Following Glenn's interview with Anderson Cooper and other news outlets regarding the appointment of Steve Bannon as a chief advisor to President-elect Trump, the left has taken notice. Glenn's message denouncing racism and the alt-right has spurred a movement on Twitter called Woke Glenn Beck, poking fun at his so-called awakening about racism and, in particular, one fashion choice. It's pretty hilarious stuff.
POLL: What’s Your Favorite ‘Woke Glenn Beck’ Joke?
When did Glenn Beck move to Brooklyn? pic.twitter.com/fK81eHlX4S
— andrew kaczynski (@KFILE) November 16, 2016
@KFILE When did he become an FDR cosplayer?
— Kevin M. Kruse (@KevinMKruse) November 16, 2016
@wessw woke Beck looks like what neocon Beck imagined woke Beck might look like
— JPS (@JasonPStarling) November 16, 2016
woke glenn beck looks like the kind of guy who likes to talk about how he used to search the jungles for lost Aztec gold
— Emma Stefansky (@stefabsky) November 16, 2016
woke Glenn Beck looks like he owns a Japanese ceramics store in Silver Lake pic.twitter.com/J61wUxFM9j
— Churlish (@Cryptoterra) November 16, 2016
Of course, the real irony is that it's the left that has woke to Glenn's message on racism.
“Please, I’m begging you, please read as much Martin Luther King as you possibly can,” Glenn said in 2014. “Yesterday I was reading --- and I’m telling you, this sounds exactly like the people in Washington D.C. --- he’s talking about the difference between, you know, being wise like serpents and tender as doves.
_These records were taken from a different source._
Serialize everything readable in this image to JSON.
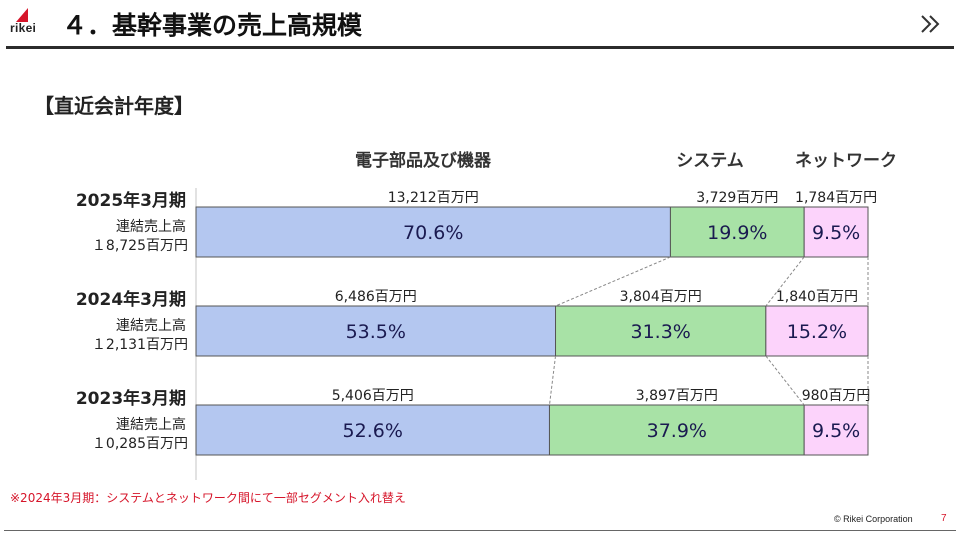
{
  "header": {
    "logo_text": "rikei",
    "title": "４．基幹事業の売上高規模",
    "brand_color": "#d6152a"
  },
  "section_heading": "【直近会計年度】",
  "footnote": "※2024年3月期：システムとネットワーク間にて一部セグメント入れ替え",
  "footer": {
    "copyright": "© Rikei Corporation",
    "page_number": "7"
  },
  "chart_data": {
    "type": "bar",
    "orientation": "horizontal",
    "stacked": true,
    "normalized": "percent",
    "categories": [
      "電子部品及び機器",
      "システム",
      "ネットワーク"
    ],
    "colors": [
      "#b4c7f0",
      "#a8e2a6",
      "#fcd3fb"
    ],
    "unit": "百万円",
    "rows": [
      {
        "period": "2025年3月期",
        "total_label": "連結売上高",
        "total_value": "１8,725百万円",
        "values": [
          13212,
          3729,
          1784
        ],
        "value_labels": [
          "13,212百万円",
          "3,729百万円",
          "1,784百万円"
        ],
        "percents": [
          70.6,
          19.9,
          9.5
        ],
        "percent_labels": [
          "70.6%",
          "19.9%",
          "9.5%"
        ]
      },
      {
        "period": "2024年3月期",
        "total_label": "連結売上高",
        "total_value": "１2,131百万円",
        "values": [
          6486,
          3804,
          1840
        ],
        "value_labels": [
          "6,486百万円",
          "3,804百万円",
          "1,840百万円"
        ],
        "percents": [
          53.5,
          31.3,
          15.2
        ],
        "percent_labels": [
          "53.5%",
          "31.3%",
          "15.2%"
        ]
      },
      {
        "period": "2023年3月期",
        "total_label": "連結売上高",
        "total_value": "１0,285百万円",
        "values": [
          5406,
          3897,
          980
        ],
        "value_labels": [
          "5,406百万円",
          "3,897百万円",
          "980百万円"
        ],
        "percents": [
          52.6,
          37.9,
          9.5
        ],
        "percent_labels": [
          "52.6%",
          "37.9%",
          "9.5%"
        ]
      }
    ]
  }
}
That’s what we’re commanded to be --- as wise as serpents and as tender as doves.”
For year's Glenn has followed the example set by peace-loving men like Martin Luther King, Jr. and Ghandi who changed the world through love, not hate.
Here's what Glenn said on MLK Day, January 19, 2015:
Here we sit on Martin Luther King Day, a day that should unite us, but I fear now in today’s America it divides us. Last week, I saw Oprah Winfrey’s movie Selma. I said that it was critical that every American go see it. The media seemed surprised by that statement. I don’t know why. Is it because I favor smaller government? Is it because I believe in personal responsibility? Why?
Martin Luther King is an exceptional American hero that belongs to all of us. He is our modern-day Abraham Lincoln, our modern-day Moses, delivering people from slavery.
Unless the left begins to talk to the right, and the right to the left, America will stay in the same, divided place. It's incumbent upon all of us to reach out to our neighbors and those who disagree with us to bridge the gap and find that we really do have common ground.
Now if we could just get Woke Beck a stylist.